After that, she’s friendless and invisible, except when she’s being harassed by her ex-best friend.
Her home life falls apart as well, his stunning sister in danger of succumbing to an eating disorder and her mother having a difficult time facing the truth.
Sitting alone at lunch, she can’t help but become more intrigued by the other loner in school: Owen. Especially since he doesn’t seem to care that he’s a loner. In fact, he doesn’t seem to care about anything but music – and his anger management lessons.
Once they strike up a conversation, Annabel’s loneliness begins to subside and she starts to realize a part of herself that she has never known or accepted before – her opinions. Always the peacemaker and the one to go with the flow, she’s never been truly herself with anyone. Until Owen.

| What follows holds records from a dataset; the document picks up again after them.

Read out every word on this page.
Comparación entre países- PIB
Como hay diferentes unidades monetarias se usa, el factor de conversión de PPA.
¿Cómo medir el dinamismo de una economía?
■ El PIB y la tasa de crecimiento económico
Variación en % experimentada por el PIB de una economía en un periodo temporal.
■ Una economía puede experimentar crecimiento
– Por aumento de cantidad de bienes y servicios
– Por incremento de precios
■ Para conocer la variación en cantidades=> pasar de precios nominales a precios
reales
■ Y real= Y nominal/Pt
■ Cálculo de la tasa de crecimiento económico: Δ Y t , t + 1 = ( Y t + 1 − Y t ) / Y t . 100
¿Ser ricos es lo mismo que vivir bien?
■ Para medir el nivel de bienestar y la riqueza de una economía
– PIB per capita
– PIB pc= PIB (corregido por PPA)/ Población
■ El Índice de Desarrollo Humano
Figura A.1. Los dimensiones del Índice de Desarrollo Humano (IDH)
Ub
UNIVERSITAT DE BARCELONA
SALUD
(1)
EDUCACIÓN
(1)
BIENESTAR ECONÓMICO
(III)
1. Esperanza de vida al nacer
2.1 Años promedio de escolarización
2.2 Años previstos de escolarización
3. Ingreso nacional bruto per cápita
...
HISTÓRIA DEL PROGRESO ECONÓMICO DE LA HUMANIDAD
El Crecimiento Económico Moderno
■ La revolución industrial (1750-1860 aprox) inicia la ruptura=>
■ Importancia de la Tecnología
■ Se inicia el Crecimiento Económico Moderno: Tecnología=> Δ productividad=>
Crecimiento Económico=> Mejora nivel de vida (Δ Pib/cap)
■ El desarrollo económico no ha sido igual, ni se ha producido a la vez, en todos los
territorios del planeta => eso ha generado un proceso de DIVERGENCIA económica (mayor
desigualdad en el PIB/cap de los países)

But what happened at that party can’t help but follow her – and eventually she’ll have to stop hiding from it.
Every Sarah Dessen book has such exquisite, stunningly poetic language without ever being patronizing. Her novels are honest, raw, and emotional – and Just Listen is no different. Though each of her books feature completely different characters in completely different situations, Sarah manages to always make them hypnotic in their narration, exceptionally sympathetic and inspiring.
Annabel is an extremely credible character; she is in no way over-the-top. Instead, she is realistically quiet, the one that fades into the background, the friend that gets less attention. Her relationships with her mother, her father, and her sisters are poetically drawn and presented – providing us with three-dimensional characters we can latch onto and follow without any prodding.
Just Listen is yet another triumph in storytelling from Sarah Dessen. And shows us why YA is one of the best genres, and the most underrated, in publishing today.